Portabilité des garanties de protection sociale en cas de liquidation judiciaire de l’entreprise
Quel est le dispositif de portabilité d’une couverture collective en frais de santé et en prévoyance en cas de liquidation judiciaire ? La position de la Cour de cassation du 5 novembre 2020 fait-elle jurisprudence ? Quels sont les impacts au niveau des contrats ? Réponses et décryptage avec Marie Pellegri, Responsable juridique.
Rappel du principe de portabilité
Le dispositif de portabilité de la couverture collective en frais de santé et en prévoyance est prévu à l’article L. 911-8 du code de la Sécurité sociale (CSS).
En cas de cessation de leur contrat de travail non consécutive à une faute lourde, les salariés qui ont le droit à une prise en charge par l’assurance chômage, doivent continuer à bénéficier « gratuitement » des mêmes garanties que celles en vigueur dans l’entreprise.
C’est une obligation de l’entreprise à l’égard de ses anciens salariés. Ce maintien est prévu pendant toute la durée de l’indemnisation du salarié, sur une durée de 12 mois maximum.
Position de la Cour de cassation du 5 novembre 2020
La Cour de cassation devait se prononcer sur le litige qui opposait un organisme assureur au liquidateur d’une entreprise en difficulté.
L’entreprise exigeait, sur le fondement de l’article L. 911-8, le maintien d’un contrat collectif d’assurance complémentaire santé au profit des anciens salariés de l’entreprise postérieurement au prononcé de la liquidation judiciaire.
L’assureur soutenait que le maintien des garanties est subordonné à l’existence d’un dispositif assurant le financement du maintien des couvertures santé et prévoyance et que ce financement repose sur un système de mutualisation pesant sur l’employeur et les salariés demeurant dans l’entreprise, et non sur l’assureur, qui ne peut s’appliquer en cas de liquidation judiciaire.
Pour la Cour de cassation, les observations de l’assureur ne se rapportent pas à un critère ou à une condition d’application de l’article L. 911-8 CSS. Elle rappelle que les dispositions de cet article qui organisent le dispositif de la portabilité :
- Sont des dispositions qui revêtent un caractère d’ordre public
- Ne prévoient aucune exclusion de la portabilité pour les salariés licenciés par suite d’une liquidation judiciaire de leur ancien employeur
- Ne prévoient aucune condition relative à l’existence d’un dispositif assurant le financement du maintien des couvertures santé et prévoyance
La Cour de cassation rejette le pourvoi de l’assureur et le condamne à maintenir les garanties.
La portabilité des garanties est maintenue tant que le contrat d’assurance n’est pas résilié.
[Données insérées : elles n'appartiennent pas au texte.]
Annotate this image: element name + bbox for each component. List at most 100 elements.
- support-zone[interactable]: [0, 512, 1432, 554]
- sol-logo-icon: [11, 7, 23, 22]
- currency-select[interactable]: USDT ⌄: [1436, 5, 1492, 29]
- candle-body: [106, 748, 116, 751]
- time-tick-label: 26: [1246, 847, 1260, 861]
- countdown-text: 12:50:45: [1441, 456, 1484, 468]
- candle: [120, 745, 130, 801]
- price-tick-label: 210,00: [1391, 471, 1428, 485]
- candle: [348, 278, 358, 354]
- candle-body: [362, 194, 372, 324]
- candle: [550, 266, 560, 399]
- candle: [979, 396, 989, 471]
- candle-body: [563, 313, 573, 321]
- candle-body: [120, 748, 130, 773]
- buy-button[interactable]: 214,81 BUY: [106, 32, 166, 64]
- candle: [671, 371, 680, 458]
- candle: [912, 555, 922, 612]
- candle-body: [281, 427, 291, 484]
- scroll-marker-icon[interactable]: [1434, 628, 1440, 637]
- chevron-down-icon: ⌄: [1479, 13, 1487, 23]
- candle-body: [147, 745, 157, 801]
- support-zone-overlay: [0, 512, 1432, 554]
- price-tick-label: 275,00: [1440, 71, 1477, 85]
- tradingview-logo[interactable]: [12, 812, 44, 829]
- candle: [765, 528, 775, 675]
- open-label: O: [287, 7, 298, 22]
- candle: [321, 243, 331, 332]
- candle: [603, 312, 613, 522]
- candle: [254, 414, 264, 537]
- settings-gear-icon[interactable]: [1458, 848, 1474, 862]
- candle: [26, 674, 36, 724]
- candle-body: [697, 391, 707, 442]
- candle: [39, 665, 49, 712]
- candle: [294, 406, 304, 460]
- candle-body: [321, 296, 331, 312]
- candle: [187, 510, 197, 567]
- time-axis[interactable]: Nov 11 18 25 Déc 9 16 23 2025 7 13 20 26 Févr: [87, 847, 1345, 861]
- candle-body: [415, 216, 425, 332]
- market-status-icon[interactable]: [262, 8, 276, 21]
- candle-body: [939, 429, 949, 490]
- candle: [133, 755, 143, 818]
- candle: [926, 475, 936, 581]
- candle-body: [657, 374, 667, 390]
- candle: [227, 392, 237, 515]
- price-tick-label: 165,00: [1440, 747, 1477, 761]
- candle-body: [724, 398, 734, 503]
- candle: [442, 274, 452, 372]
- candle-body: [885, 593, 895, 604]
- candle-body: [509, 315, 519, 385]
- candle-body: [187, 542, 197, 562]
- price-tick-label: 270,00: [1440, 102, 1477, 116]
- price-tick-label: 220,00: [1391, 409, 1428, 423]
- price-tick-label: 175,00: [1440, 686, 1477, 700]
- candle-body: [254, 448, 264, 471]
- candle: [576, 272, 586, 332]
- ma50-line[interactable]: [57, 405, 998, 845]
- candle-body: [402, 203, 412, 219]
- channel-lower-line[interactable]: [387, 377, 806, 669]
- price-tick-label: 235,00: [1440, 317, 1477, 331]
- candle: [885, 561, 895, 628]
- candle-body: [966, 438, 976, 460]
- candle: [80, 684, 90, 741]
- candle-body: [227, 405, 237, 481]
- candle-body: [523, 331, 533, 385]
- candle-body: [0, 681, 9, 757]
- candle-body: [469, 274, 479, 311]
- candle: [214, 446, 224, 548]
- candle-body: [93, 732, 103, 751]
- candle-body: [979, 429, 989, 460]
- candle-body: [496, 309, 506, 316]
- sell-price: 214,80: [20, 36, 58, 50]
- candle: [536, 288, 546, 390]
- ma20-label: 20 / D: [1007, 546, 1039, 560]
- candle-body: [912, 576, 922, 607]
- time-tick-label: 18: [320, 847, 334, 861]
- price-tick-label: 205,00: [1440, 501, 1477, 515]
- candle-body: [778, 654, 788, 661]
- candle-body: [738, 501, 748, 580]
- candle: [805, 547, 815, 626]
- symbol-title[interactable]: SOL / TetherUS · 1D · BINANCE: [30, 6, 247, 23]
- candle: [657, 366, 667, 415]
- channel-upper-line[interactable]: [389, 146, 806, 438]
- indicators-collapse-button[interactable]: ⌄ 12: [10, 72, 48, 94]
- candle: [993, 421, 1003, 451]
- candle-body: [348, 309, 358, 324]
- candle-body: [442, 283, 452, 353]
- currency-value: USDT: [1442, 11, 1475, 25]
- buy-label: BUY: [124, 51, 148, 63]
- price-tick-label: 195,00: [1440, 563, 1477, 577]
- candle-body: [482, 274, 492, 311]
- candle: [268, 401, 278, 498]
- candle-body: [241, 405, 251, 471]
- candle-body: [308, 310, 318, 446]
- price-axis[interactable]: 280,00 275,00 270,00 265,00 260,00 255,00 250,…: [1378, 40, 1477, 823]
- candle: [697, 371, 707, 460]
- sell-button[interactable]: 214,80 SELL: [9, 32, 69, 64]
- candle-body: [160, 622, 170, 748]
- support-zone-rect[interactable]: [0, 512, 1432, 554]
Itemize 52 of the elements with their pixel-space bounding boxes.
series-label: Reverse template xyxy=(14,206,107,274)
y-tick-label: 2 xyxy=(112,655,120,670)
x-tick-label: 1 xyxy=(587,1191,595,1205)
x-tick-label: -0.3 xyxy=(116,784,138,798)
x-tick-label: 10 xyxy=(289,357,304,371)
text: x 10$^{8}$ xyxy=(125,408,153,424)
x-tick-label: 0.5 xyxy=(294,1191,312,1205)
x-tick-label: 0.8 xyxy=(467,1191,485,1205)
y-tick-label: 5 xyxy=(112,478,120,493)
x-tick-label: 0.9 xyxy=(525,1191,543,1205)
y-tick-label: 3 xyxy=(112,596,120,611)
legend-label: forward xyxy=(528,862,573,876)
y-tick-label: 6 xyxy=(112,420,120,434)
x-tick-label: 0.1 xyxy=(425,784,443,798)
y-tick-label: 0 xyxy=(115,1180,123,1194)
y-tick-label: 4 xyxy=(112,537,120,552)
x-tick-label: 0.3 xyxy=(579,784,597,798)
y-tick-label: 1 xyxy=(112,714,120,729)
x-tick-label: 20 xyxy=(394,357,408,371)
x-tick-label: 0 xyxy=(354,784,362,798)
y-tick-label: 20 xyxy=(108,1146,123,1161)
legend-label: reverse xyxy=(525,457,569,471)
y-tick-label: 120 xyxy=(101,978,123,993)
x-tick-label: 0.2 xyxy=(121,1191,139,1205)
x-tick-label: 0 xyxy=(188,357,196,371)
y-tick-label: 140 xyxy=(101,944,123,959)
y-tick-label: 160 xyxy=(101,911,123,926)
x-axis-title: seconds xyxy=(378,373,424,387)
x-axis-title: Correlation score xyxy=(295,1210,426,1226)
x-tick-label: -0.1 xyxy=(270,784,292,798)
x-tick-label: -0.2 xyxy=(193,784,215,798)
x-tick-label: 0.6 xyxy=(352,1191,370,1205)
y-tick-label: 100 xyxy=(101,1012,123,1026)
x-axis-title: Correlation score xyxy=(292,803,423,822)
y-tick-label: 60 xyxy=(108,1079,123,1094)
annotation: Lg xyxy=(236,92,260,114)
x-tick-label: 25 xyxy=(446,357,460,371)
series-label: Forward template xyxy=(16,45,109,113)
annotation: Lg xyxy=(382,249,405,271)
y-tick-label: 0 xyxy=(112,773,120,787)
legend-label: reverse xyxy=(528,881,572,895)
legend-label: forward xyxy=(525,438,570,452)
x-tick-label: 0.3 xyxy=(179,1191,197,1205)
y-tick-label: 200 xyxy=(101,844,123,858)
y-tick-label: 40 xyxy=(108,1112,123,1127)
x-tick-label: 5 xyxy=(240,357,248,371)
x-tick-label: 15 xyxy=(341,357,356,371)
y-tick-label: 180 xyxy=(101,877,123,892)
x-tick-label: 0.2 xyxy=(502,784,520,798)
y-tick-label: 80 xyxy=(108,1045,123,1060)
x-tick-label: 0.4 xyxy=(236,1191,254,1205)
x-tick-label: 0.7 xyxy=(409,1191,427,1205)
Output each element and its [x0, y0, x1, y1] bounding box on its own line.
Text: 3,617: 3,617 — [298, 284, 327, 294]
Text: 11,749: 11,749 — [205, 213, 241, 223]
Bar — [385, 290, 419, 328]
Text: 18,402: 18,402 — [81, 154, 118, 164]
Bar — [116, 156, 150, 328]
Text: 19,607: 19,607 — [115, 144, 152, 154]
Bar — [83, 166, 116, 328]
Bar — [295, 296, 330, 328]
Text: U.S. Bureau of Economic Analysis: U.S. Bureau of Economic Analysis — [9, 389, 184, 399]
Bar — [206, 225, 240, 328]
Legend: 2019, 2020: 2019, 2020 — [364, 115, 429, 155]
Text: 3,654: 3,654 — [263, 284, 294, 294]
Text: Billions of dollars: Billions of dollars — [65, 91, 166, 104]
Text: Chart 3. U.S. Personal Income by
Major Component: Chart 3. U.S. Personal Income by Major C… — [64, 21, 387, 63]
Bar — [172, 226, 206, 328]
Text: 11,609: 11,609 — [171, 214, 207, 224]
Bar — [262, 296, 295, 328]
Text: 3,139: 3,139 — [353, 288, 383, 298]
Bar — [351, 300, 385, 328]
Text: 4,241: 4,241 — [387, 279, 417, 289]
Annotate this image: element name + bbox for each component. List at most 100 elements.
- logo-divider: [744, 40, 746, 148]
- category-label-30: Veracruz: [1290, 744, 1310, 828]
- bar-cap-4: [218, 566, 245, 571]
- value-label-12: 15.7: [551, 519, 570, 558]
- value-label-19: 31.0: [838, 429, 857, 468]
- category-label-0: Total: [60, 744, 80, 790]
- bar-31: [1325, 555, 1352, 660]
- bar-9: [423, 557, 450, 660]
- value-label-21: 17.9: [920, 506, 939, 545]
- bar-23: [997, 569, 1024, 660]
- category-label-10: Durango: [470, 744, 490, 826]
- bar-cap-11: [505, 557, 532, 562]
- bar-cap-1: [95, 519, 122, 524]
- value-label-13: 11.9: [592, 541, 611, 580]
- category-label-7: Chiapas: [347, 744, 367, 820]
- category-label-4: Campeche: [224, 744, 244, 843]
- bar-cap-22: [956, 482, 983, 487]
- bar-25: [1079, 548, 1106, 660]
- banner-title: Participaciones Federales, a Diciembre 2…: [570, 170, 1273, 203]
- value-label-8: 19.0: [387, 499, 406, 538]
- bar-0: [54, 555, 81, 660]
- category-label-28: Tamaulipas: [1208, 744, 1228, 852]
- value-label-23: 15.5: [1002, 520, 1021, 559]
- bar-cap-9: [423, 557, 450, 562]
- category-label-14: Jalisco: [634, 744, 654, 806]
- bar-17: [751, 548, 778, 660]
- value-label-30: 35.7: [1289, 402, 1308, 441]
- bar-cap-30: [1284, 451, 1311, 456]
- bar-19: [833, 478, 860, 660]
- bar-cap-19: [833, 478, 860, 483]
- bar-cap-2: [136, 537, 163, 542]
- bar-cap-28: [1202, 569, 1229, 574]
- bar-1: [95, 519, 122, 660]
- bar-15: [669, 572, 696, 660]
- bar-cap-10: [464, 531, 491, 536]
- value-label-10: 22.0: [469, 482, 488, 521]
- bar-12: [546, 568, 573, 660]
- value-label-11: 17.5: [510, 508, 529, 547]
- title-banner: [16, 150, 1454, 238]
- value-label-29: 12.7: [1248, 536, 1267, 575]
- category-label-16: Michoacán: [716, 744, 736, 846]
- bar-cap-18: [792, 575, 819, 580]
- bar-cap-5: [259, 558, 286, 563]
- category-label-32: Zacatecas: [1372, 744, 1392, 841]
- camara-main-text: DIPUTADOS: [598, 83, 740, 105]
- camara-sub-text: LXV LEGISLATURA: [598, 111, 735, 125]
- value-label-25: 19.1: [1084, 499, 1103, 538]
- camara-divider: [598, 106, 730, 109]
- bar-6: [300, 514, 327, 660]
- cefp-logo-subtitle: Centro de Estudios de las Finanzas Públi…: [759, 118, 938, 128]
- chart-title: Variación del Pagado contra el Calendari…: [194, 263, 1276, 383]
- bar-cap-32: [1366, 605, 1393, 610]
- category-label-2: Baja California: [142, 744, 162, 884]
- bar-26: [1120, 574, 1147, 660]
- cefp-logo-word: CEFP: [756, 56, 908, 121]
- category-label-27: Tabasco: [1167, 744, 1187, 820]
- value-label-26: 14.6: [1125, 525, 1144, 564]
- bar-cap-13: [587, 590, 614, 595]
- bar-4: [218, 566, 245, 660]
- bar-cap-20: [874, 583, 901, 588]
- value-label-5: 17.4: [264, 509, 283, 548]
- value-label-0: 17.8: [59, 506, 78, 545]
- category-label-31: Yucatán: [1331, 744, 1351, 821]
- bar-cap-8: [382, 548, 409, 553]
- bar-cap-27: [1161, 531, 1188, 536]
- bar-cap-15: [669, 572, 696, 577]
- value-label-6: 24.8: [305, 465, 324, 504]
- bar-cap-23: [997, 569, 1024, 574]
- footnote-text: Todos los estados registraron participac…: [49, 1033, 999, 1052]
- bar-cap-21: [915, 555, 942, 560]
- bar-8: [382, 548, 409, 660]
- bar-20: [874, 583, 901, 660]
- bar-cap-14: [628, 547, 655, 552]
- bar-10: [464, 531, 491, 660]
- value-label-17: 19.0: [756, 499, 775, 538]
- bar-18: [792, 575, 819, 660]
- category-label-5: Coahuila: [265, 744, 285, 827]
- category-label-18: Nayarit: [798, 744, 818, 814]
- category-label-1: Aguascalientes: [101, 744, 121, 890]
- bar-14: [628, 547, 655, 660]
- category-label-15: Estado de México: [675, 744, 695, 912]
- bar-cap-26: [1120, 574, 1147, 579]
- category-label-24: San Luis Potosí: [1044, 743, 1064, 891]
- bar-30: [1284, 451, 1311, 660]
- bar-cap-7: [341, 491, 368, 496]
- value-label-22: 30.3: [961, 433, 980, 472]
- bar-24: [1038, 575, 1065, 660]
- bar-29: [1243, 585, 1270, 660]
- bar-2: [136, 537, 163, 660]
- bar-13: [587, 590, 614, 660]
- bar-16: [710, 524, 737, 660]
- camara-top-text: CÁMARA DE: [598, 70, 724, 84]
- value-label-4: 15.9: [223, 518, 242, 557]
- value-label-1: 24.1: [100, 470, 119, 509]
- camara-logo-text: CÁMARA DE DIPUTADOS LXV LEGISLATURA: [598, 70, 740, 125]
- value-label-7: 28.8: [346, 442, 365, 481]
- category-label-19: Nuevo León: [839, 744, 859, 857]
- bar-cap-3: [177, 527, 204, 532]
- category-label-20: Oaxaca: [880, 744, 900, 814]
Il n’est donc pas possible pour l’assureur de refuser le maintien de la garantie dès lors que l’entreprise est en procédure de liquidation judiciaire et tant que le contrat d’assurance est en cours.
L’assureur ne peut pas résilier le contrat en raison d’une liquidation judiciaire, mais peut anticiper la résiliation et mettre fin au contrat à la date d’échéance prévue contractuellement (en respectant le préavis).
Un vide juridique
Le vide juridique du maintien de la portabilité en cas de liquidation judiciaire avait été identifié par la loi n° 2013-504 du 14 juin 2013 relative à la sécurisation de l’emploi, laquelle prévoyait expressément que le gouvernement devait remettre au Parlement (avant le 1er mai 2014), un rapport sur les modalités de prise en charge du maintien des couvertures en cas de liquidation judiciaire.
Cette question dans le contexte actuel de crise, n’est toujours pas réglée :
- Pour les assurés qui, en cas de résiliation du contrat, pourraient perdre le bénéfice des garanties et ce quand bien même ils n’auraient pas atteint le terme de leurs droits à portabilité ;
- Pour les assureurs qui, en cas de non-résiliation du contrat, devraient maintenir les garanties sans contrepartie de cotisations.